The lack of significant additive genetic effects (heritability) observed in the amygdala region may appear to be inconsistent with the numerous reported effects of single genes, most notably the repeat length polymorphism in the promoter region of the serotonin transporter gene (5HTTLPR), on emotion-related amygdala reactivity 25–28
. The majority of these single gene effects are context-dependent, revealed by comparing acute changes in amygdala reactivity to a baseline state. In a previous study, with a considerably smaller sample of monkeys, we demonstrated such context-dependent effects of the 5HTTLPR on amygdala metabolic activity by comparing an activated state to a baseline condition 29
. To further understand similarities between the current paradigm and those demonstrating influences of single genes on amygdala reactivity, animals were genotyped for the 5HTTLPR and measured genotype analyses, sensitive to effects of single genes, were performed. Results demonstrated no significant effect of the 5HTTLPR on either AT (p = 0.271) or metabolism in the amygdala and hippocampal regions predictive of AT (FDR q > 0.05). These data are consistent with a recent large-sample human study that failed to demonstrate a relation between the 5HTTLPR and resting amygdala activity as measured with perfusion MRI, which like FDG-PET does not require a comparison condition 30
. These findings emphasize the importance of distinguishing between studies assessing sustained trait-like brain responses associated with AT from those investigating acute reactivity of the amygdala in relation to adult anxiety.

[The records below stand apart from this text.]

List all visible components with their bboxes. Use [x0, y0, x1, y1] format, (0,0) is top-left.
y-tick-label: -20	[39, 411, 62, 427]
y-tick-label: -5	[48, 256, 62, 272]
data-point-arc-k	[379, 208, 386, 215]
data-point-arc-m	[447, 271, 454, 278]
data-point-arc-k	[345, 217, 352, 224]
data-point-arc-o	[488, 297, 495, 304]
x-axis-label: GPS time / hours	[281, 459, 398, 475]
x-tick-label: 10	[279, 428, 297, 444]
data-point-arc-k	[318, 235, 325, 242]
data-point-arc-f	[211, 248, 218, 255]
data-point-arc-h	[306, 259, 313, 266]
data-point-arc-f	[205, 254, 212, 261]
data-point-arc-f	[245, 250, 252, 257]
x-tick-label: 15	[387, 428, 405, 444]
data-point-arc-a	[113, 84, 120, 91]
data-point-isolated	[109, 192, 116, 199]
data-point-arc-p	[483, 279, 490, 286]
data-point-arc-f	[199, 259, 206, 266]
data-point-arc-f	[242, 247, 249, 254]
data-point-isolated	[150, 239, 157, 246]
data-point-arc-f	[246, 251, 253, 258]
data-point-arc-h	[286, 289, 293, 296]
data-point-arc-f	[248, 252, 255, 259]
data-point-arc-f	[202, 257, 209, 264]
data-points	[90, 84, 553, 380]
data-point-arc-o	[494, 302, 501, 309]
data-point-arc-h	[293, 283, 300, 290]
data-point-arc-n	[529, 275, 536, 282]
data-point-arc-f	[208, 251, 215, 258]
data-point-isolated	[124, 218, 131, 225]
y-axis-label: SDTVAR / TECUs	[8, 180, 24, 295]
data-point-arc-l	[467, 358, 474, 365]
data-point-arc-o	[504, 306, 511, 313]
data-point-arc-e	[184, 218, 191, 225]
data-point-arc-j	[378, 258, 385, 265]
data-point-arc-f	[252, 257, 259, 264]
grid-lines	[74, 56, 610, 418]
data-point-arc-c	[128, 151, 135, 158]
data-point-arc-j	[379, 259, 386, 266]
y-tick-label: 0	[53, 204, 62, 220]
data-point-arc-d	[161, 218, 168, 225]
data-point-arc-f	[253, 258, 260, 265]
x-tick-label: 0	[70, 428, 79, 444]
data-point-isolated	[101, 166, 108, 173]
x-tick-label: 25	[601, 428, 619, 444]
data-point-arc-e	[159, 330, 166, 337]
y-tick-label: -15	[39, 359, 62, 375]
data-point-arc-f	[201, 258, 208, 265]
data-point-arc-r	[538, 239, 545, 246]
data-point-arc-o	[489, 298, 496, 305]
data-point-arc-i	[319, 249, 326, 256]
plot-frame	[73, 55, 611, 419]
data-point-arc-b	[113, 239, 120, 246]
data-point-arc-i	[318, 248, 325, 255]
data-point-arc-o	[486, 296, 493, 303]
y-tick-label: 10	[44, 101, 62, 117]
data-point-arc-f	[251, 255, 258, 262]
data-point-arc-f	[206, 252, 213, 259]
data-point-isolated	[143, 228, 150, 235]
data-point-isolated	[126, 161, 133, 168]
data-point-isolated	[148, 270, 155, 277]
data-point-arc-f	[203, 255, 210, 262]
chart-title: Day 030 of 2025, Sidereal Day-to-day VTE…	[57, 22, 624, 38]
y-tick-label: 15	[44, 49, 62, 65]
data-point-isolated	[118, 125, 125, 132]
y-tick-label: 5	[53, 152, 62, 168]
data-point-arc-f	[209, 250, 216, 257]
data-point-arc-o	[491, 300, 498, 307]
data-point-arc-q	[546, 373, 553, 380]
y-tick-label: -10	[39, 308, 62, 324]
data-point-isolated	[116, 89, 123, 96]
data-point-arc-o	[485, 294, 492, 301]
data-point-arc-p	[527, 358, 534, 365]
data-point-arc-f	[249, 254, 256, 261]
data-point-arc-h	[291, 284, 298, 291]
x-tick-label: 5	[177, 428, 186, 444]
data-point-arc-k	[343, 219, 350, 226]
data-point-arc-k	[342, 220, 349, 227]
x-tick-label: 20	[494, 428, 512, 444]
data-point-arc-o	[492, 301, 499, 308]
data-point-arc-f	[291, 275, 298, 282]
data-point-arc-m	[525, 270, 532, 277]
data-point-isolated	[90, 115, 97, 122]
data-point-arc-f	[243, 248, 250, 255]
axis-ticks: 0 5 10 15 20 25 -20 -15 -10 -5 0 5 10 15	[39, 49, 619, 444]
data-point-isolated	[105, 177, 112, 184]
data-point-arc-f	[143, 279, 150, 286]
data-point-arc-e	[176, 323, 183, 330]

While the amygdala and hippocampus have been recognized as important in emotion and psychopathology, little data exist regarding the role of these regions in the development of temperamental dispositions such as AT. Recent theories have implicated the amygdala in mediating acute fear and vigilance 11,12
, whereas the hippocampus has primarily been linked to mechanisms underlying declarative memory 15
. Of interest, earlier theorists emphasized the septo-hippocampal system as being central to anxiety and specifically involved in threat-related behavioural inhibition 10
. The current findings provide support for an important role of the anterior hippocampus in the development of anxious dispositions 16,17
, and suggest that the highly interconnected regions of the hippocampus and amygdala are differentially influenced by genetic and environmental factors. These data support a new model combining measures of metabolic brain activity with ethologically relevant behavioural challenges to discover genes that mediate the endophenotype underlying the risk to develop anxiety and depression.